The man’s relief said, “Still in love with that young girl?”

“She’s thirty six.”

“You’re still old enough to be her father.”

“You don’t know the half of it.”

On the way home, sitting in the air-conditioned chill of the 61B bus, the man was glad to have the suit on. He watched the many gravestones of a cemetery pass as the bus rubbered along Forbes Avenue and into Squirrel Hill. Finally, in Oakland the Cathedral of Learning of the University of Pittsburgh came into view and he got off the bus at Forbes and South Craig and turned into the Panther Hollow Inn.

The man’s cousin sat on a high stool at the bar. A few college-age young people sat drinking pitchers of beer in the booths along the wall. One group drank beer and ate pizza. A man and woman gave the news on the muted TV above the bar top and the bar radio was tuned to a station that played the hits of the 60s, 70s, 80s, 90s and of today. “House of the Rising Sun” by The Animals came over the speakers. The song had been the man’s favorite song when he was young and full of dreams. The man sat next to his cousin. The cousin was sixteen years younger and taught mathematics at the local community college. The cousin was a full professor.

“Well well well,” the cousin said when he saw the man in the suit. The man saw the cousin was a little drunk. A beer mug and double shot glass sat on the bar in front of the cousin and both were empty. The cousin said, “You clean up nicely.”

“I feel like someone else.”

“Give it time.”

“Working for the man.”

“Think I like wearing a suit?” the cousin said. “At least now you’re working. I’ll buy you a few beers. You’ll feel better.”

“I’m sick of being broke. Where the hell’s the bartender?”

“Changing a keg.”

When the man left the PHI he spotted a 54C ready to make the left hand turn onto South Craig as soon as the light changed and there was a break in the straight ahead traffic. The man hurried to the bus stop on South Craig. He got off the bus in Bloomfield. He walked down Main Street and crossed over and made a left on Penn Avenue. The suit was hot. Man, was the suit hot. He walked down Penn Avenue until he came to a pottery shop and he went inside. A little overhead bell tinkled as he opened and closed the door. A strikingly beautiful woman sat at a table of unpainted pottery. She wore a rubber apron over her clothes and sat painting a vase. The vase had to be three feet tall. When she saw him she started laughing.

“I knew it,” he said. “I just knew it.”

“No no no,” she said, still laughing. “You look very professional.”

“It cost me twenty bucks at the second hand store. I got two of them.”

He walked to her and when he bent down she raised her face and closed her eyes. He kissed her lingeringly in the mouth. He straightened up and looked around at all the unpainted pottery that sat on shelves up and down and all along the walls. He thought, business must be good. Sunlight flooded through the display windows. The woman went on painting, quietly.

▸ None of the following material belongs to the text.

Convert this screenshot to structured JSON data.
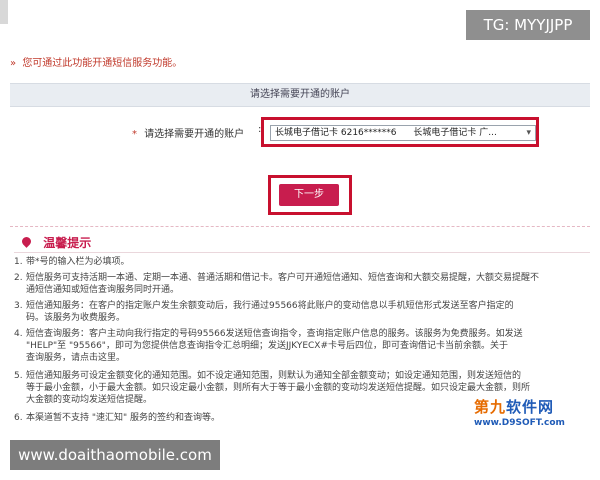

He asked, “Is something wrong?”

“Oh, you know Cleo.”

“I know her all right. Is anything wrong?”

“She doesn’t want me posing nude for you any longer.”

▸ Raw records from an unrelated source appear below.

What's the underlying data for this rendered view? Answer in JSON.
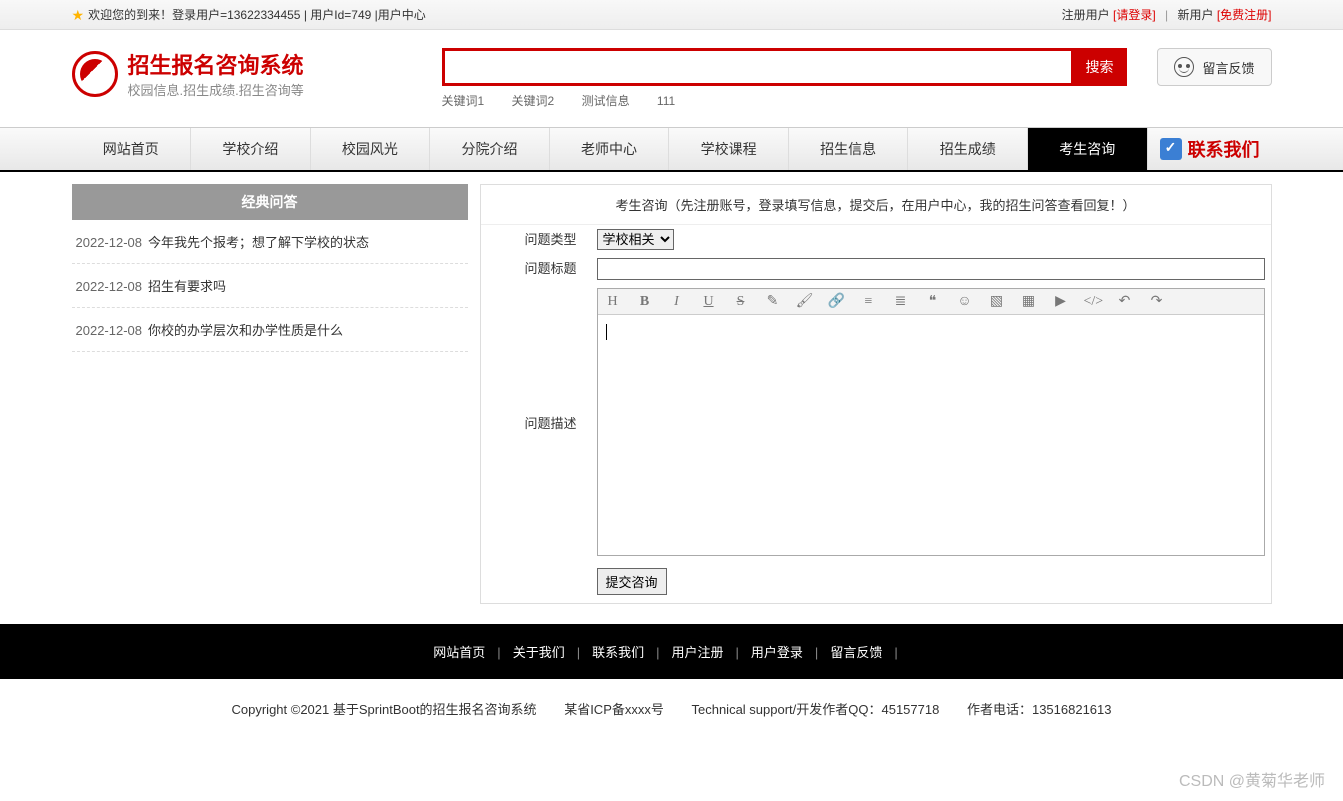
{
  "topbar": {
    "welcome": "欢迎您的到来！登录用户=13622334455 | 用户Id=749 | ",
    "userCenter": "用户中心",
    "registerUser": "注册用户",
    "loginLabel": "[请登录]",
    "newUser": "新用户",
    "freeRegister": "[免费注册]"
  },
  "logo": {
    "title": "招生报名咨询系统",
    "subtitle": "校园信息.招生成绩.招生咨询等"
  },
  "search": {
    "button": "搜索",
    "keywords": [
      "关键词1",
      "关键词2",
      "测试信息",
      "111"
    ]
  },
  "feedback": {
    "label": "留言反馈"
  },
  "nav": {
    "items": [
      "网站首页",
      "学校介绍",
      "校园风光",
      "分院介绍",
      "老师中心",
      "学校课程",
      "招生信息",
      "招生成绩",
      "考生咨询"
    ],
    "activeIndex": 8,
    "contact": "联系我们"
  },
  "sidebar": {
    "title": "经典问答",
    "items": [
      {
        "date": "2022-12-08",
        "title": "今年我先个报考；想了解下学校的状态"
      },
      {
        "date": "2022-12-08",
        "title": "招生有要求吗"
      },
      {
        "date": "2022-12-08",
        "title": "你校的办学层次和办学性质是什么"
      }
    ]
  },
  "content": {
    "headline": "考生咨询（先注册账号，登录填写信息，提交后，在用户中心，我的招生问答查看回复！）",
    "form": {
      "typeLabel": "问题类型",
      "typeValue": "学校相关",
      "titleLabel": "问题标题",
      "descLabel": "问题描述",
      "submit": "提交咨询"
    },
    "toolbarIcons": [
      "heading",
      "bold",
      "italic",
      "underline",
      "strike",
      "eraser",
      "brush",
      "link",
      "list-ol",
      "align",
      "quote",
      "emoji",
      "image",
      "table",
      "video",
      "code",
      "undo",
      "redo"
    ]
  },
  "footer": {
    "links": [
      "网站首页",
      "关于我们",
      "联系我们",
      "用户注册",
      "用户登录",
      "留言反馈"
    ],
    "copyright": "Copyright ©2021 基于SprintBoot的招生报名咨询系统",
    "icp": "某省ICP备xxxx号",
    "support": "Technical support/开发作者QQ：45157718",
    "phone": "作者电话：13516821613"
  },
  "watermark": "CSDN @黄菊华老师"
}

“I can’t afford to pay you more.”

“She doesn’t want me posing at all. She says you’re invading our private space.”

“Invading your private space,” he said. “What am I suppose to do?”

“Get someone else.”

He said, “Has she seen the last shots? They’re beautiful. You’re beautiful.”

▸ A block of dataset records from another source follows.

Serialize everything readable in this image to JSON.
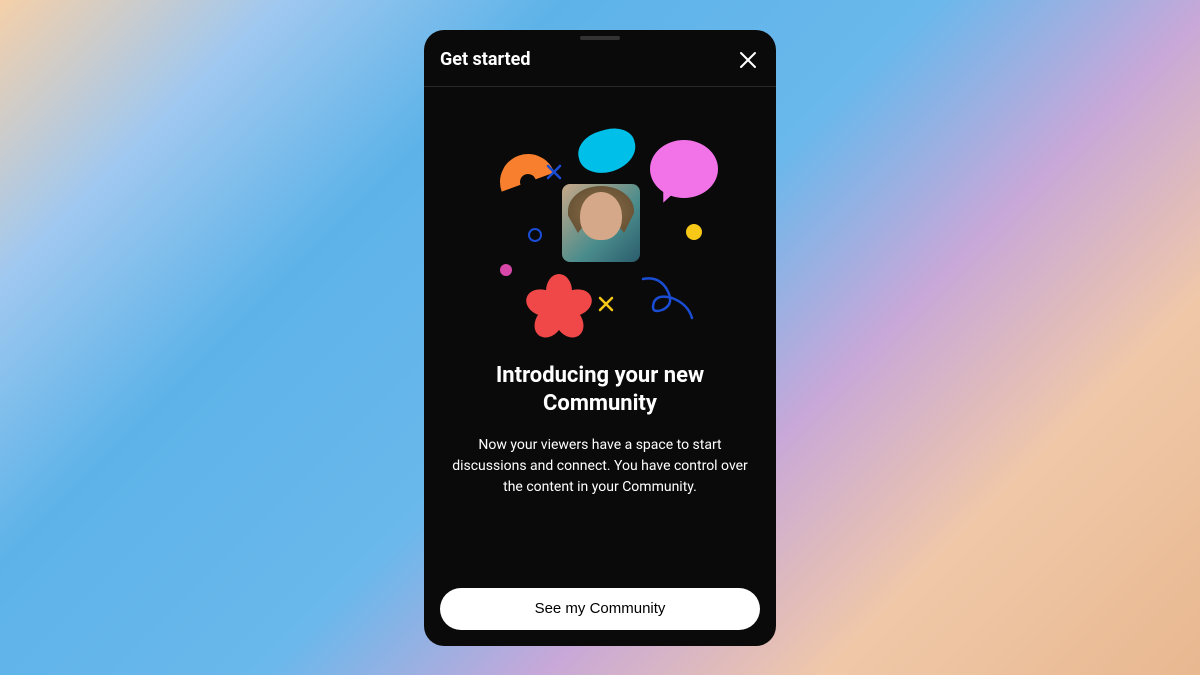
{
  "header": {
    "title": "Get started",
    "close_icon": "close"
  },
  "content": {
    "heading": "Introducing your new Community",
    "description": "Now your viewers have a space to start discussions and connect. You have control over the content in your Community."
  },
  "footer": {
    "cta_label": "See my Community"
  },
  "illustration": {
    "elements": [
      "avatar",
      "cyan-blob",
      "orange-arc",
      "pink-speech-bubble",
      "red-flower",
      "blue-x",
      "yellow-x",
      "blue-circle-outline",
      "magenta-dot",
      "yellow-dot",
      "blue-squiggle"
    ]
  },
  "colors": {
    "cyan": "#00bfe8",
    "orange": "#f77f2e",
    "pink": "#f272e8",
    "red": "#f04848",
    "blue": "#1a4dd4",
    "yellow": "#f7c817",
    "magenta": "#d848a8"
  }
}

“You’ll have to get someone else.”

“There is no one else. At least no one else for me. It’s the best work I’ve done in years,” he said. “In years.”

“I’m sorry.”

She wouldn’t look at him. He didn’t know what to do with his hands so he put them in the pockets of the pants of the suit. He said, “What exactly do you two do when you’re alone?”

She stopped painting and looked up at him. “What do you mean?”

“You know. When you…”

“When we what?”

“Do you ever think of me when you’re doing it with her?”

For a moment she said nothing. Then she said, “Why would I? This is not like you. This is not like you at all.”

“No,” he said. “It isn’t.”

“Where are you going?”

“It’s not you,” he said. “It’s me.”

“I never lied to you,” she said. “Not once did I ever lie to you.”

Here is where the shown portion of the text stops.